Renal trauma is graded based on both parenchymal (laceration) and vascular injuries. We analyzed the factors associated with each through logistic regression to identify clinical differences that could affect management and outcomes. Our analysis revealed that high-grade renal vascular injuries were significantly associated with the need for angioembolization, a higher incidence of poorly functioning kidneys post-trauma, and an increased requirement for blood transfusions compared to high-grade renal parenchymal injuries. This indicates that vascular injuries are more severe than parenchymal injuries, leading to poorer renal functional outcomes and necessitating more active immediate post-traumatic management, including blood transfusions and ancillary procedures such as angioembolization, thereby placing the patient at a higher risk.

The role of angioembolization in managing high-grade renal trauma with active bleeding is increasingly important for hemodynamically stable patients, often eliminating the need for surgical exploration. It has very high reported success rates, reaching up to 94% in selected patients with grade 4 or 5 blunt renal artery trauma [10]. In our study, angioembolization was needed in three patients with grade 4 injuries and three patients with grade 5 injuries, with a significantly higher need for grade 5 injuries than grade 4. Our findings also revealed that patients with high-grade renal trauma who underwent angioembolization have a higher likelihood of long-term renal function loss compared to those who did not require the procedure. This could be explained by the fact that angioembolization was performed on the main renal vessels rather than super selective angioembolization in our patients, as they suffered high-grade renal vascular injuries.

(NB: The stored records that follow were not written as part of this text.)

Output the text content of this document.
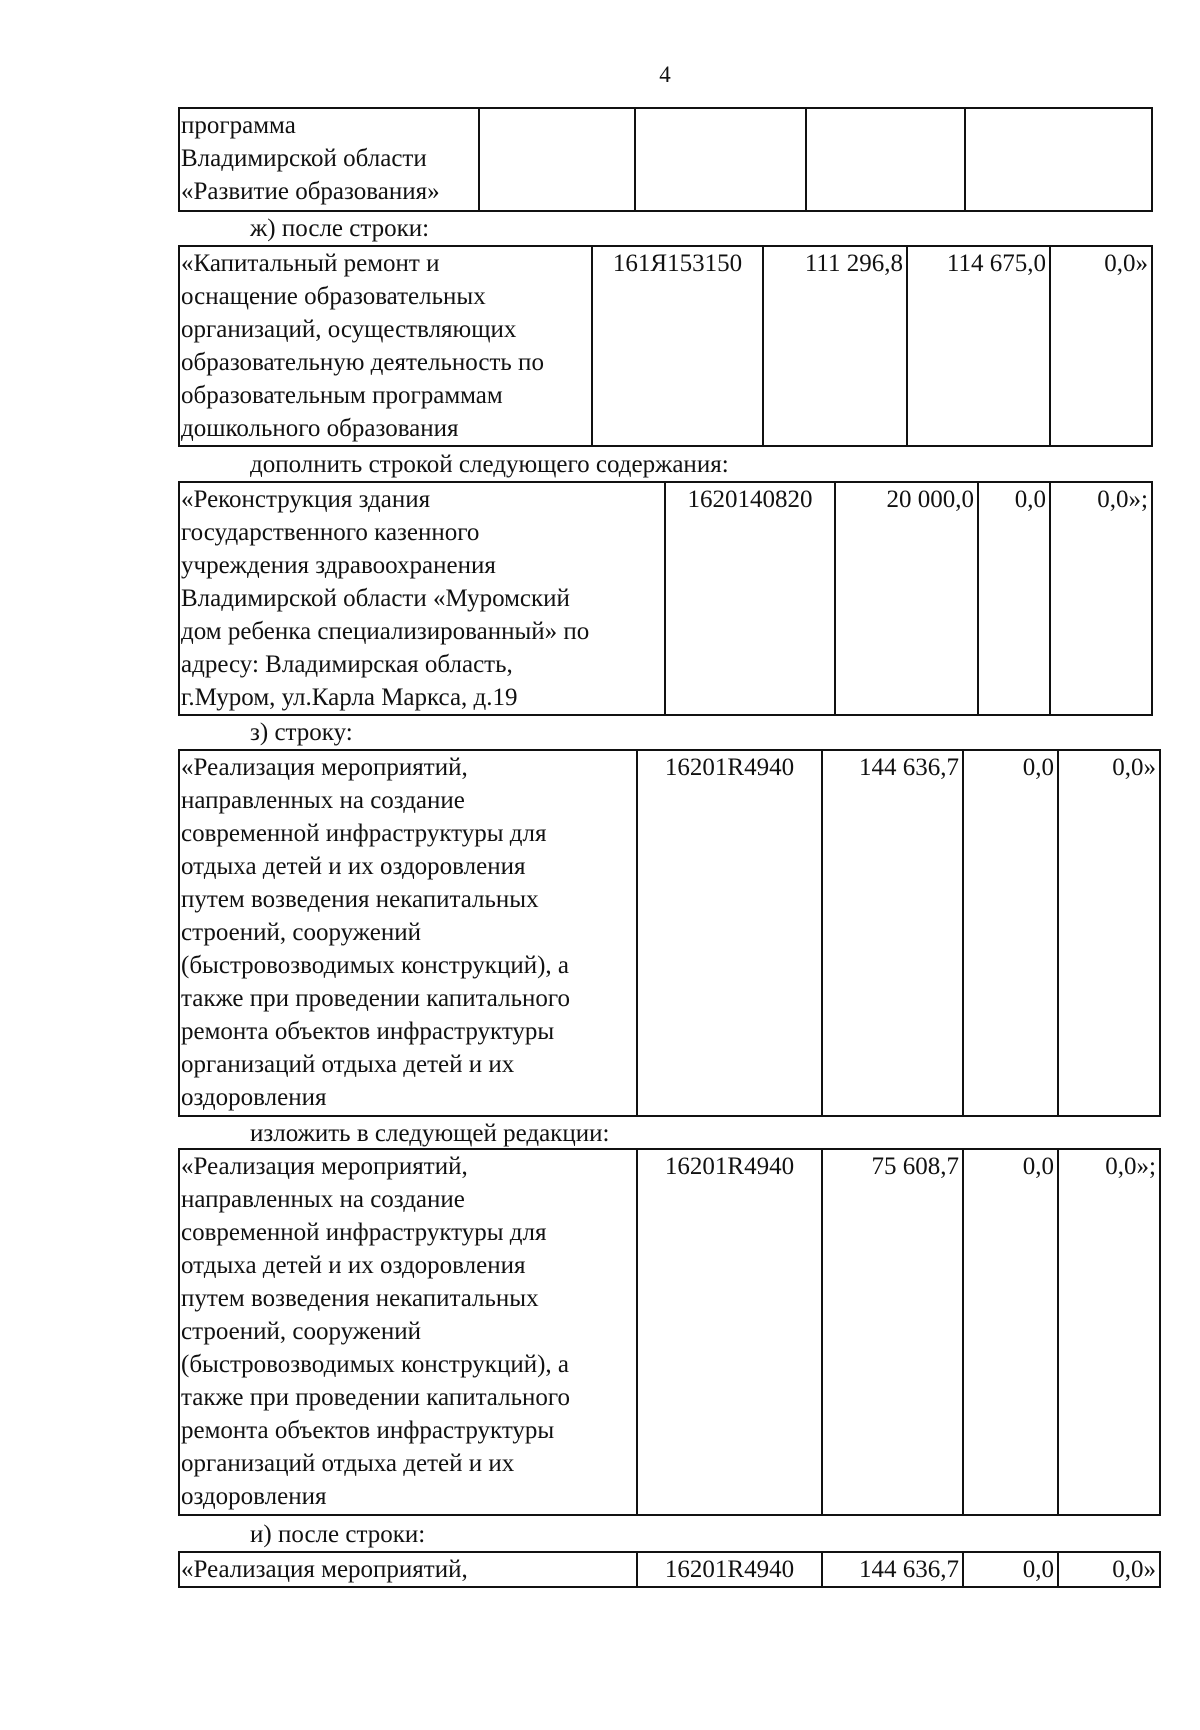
4
программа
Владимирской области
«Развитие образования»

ж) после строки:
«Капитальный ремонт и
оснащение образовательных
организаций, осуществляющих
образовательную деятельность по
образовательным программам
дошкольного образования
	161Я153150	111 296,8	114 675,0	0,0»
дополнить строкой следующего содержания:
«Реконструкция здания
государственного казенного
учреждения здравоохранения
Владимирской области «Муромский
дом ребенка специализированный» по
адресу: Владимирская область,
г.Муром, ул.Карла Маркса, д.19
	1620140820	20 000,0	0,0	0,0»;
з) строку:
«Реализация мероприятий,
направленных на создание
современной инфраструктуры для
отдыха детей и их оздоровления
путем возведения некапитальных
строений, сооружений
(быстровозводимых конструкций), а
также при проведении капитального
ремонта объектов инфраструктуры
организаций отдыха детей и их
оздоровления
	16201R4940	144 636,7	0,0	0,0»
изложить в следующей редакции:
«Реализация мероприятий,
направленных на создание
современной инфраструктуры для
отдыха детей и их оздоровления
путем возведения некапитальных
строений, сооружений
(быстровозводимых конструкций), а
также при проведении капитального
ремонта объектов инфраструктуры
организаций отдыха детей и их
оздоровления
	16201R4940	75 608,7	0,0	0,0»;
и) после строки:
«Реализация мероприятий,	16201R4940	144 636,7	0,0	0,0»
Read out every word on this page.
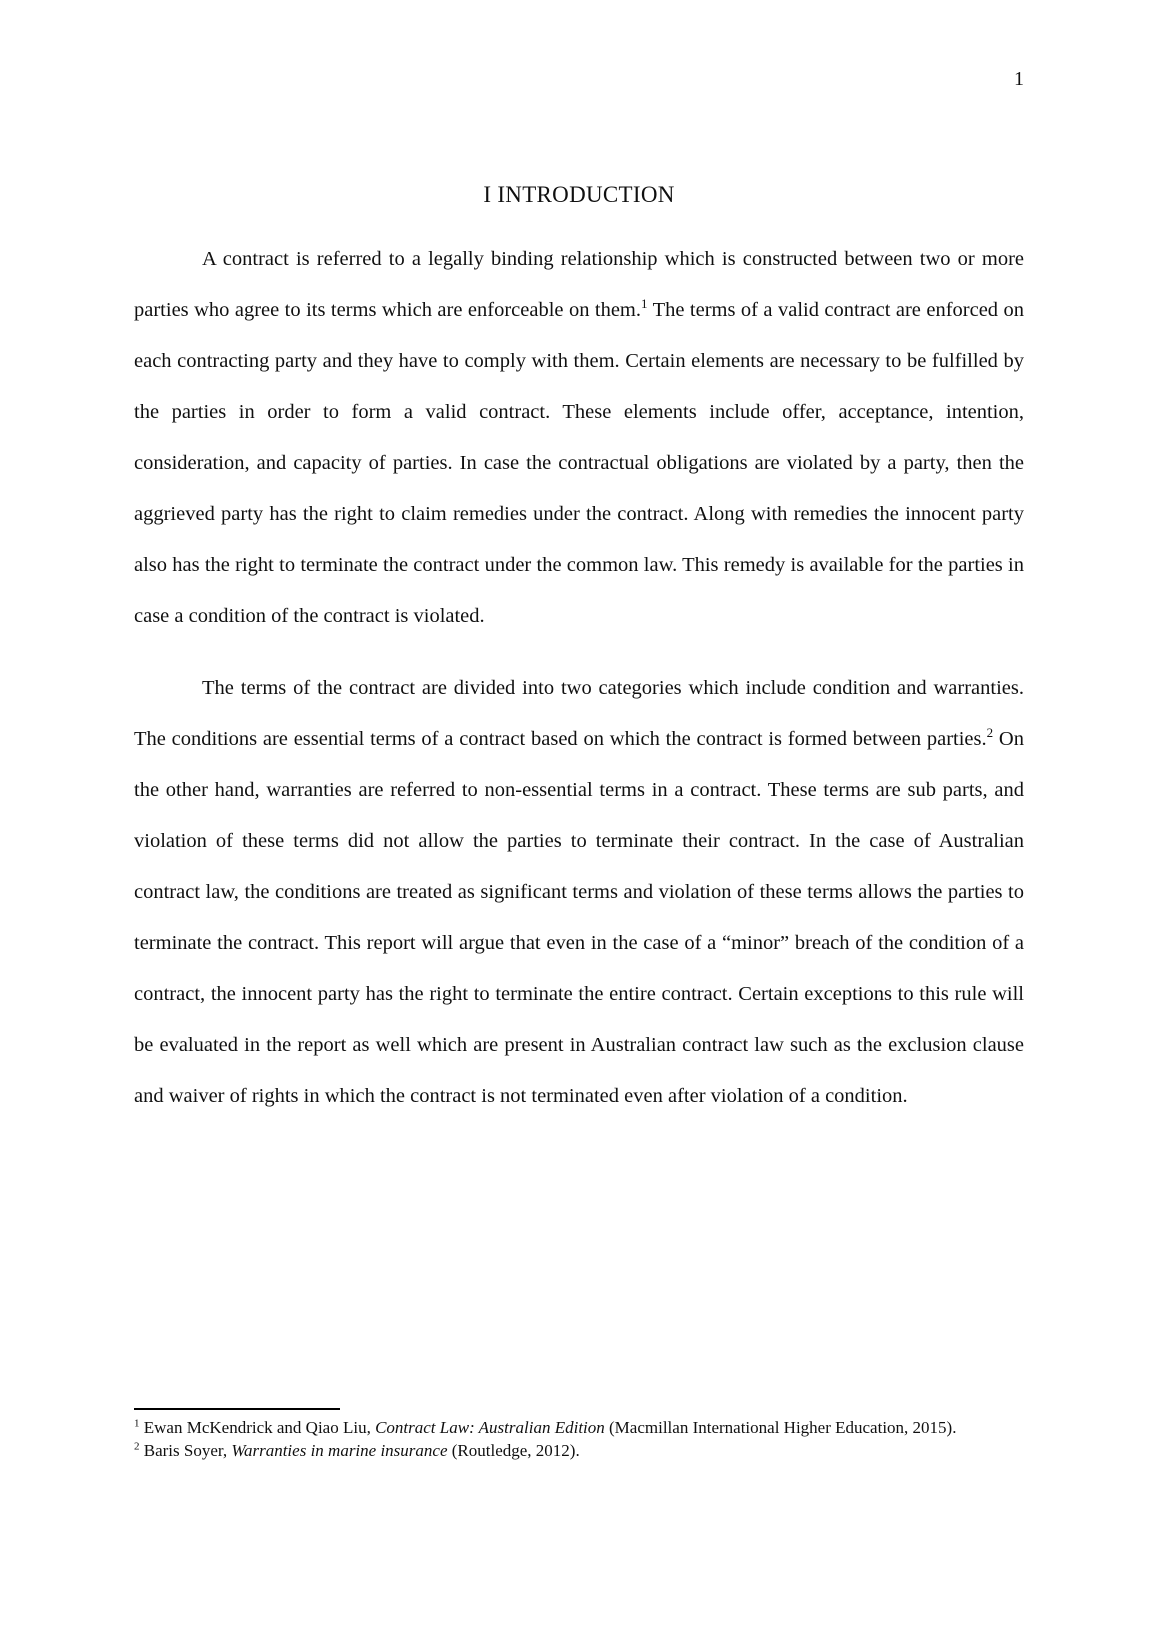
1
I INTRODUCTION

A contract is referred to a legally binding relationship which is constructed between two or more parties who agree to its terms which are enforceable on them.$^1$ The terms of a valid contract are enforced on each contracting party and they have to comply with them. Certain elements are necessary to be fulfilled by the parties in order to form a valid contract. These elements include offer, acceptance, intention, consideration, and capacity of parties. In case the contractual obligations are violated by a party, then the aggrieved party has the right to claim remedies under the contract. Along with remedies the innocent party also has the right to terminate the contract under the common law. This remedy is available for the parties in case a condition of the contract is violated.

The terms of the contract are divided into two categories which include condition and warranties. The conditions are essential terms of a contract based on which the contract is formed between parties.$^2$ On the other hand, warranties are referred to non-essential terms in a contract. These terms are sub parts, and violation of these terms did not allow the parties to terminate their contract. In the case of Australian contract law, the conditions are treated as significant terms and violation of these terms allows the parties to terminate the contract. This report will argue that even in the case of a “minor” breach of the condition of a contract, the innocent party has the right to terminate the entire contract. Certain exceptions to this rule will be evaluated in the report as well which are present in Australian contract law such as the exclusion clause and waiver of rights in which the contract is not terminated even after violation of a condition.

$^1$ Ewan McKendrick and Qiao Liu, Contract Law: Australian Edition (Macmillan International Higher Education, 2015).
$^2$ Baris Soyer, Warranties in marine insurance (Routledge, 2012).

Looking at functional outcomes after conservative management of high-grade renal injuries, our study identified several factors significantly associated with a poorly functioning kidney post-trauma. These factors included grade 5 renal injury, predominantly vascular high-grade injury, the need for angioembolization, and the need for blood transfusions. We believe these factors can predict functional outcomes post-conservative management in high-grade injuries, and urologists should be aware of them to provide adequate patient counseling on potential outcomes.

Limitations of our study include its retrospective design in a single center, which can limit the validity of the findings when considered in a larger population. The significant disproportion between the number of patients with grade 4 and grade 5 injuries limits the comparability between these groups, as they are not evenly matched. Lastly, the study’s limited sample size may limit its external validity. Therefore, prospective studies with larger sample sets are warranted to further validate the findings and assess renal trauma’s impact on patients’ health-related quality of life.

5 Conclusions

Our findings indicate that conservative management is advisable for high-grade renal trauma in hemodynamically stable patients. High-grade vascular injuries are more severe than parenchymal injuries and correlate with poorer renal functional outcomes. Grade 5 renal injury, predominantly vascular high-grade injury, and the requirement for angioembolization and blood transfusions serve as significant predictors of poorly functioning kidneys post-trauma. Urologists should consider these predictors when counseling patients regarding potential outcomes following conservative management of high-grade renal trauma.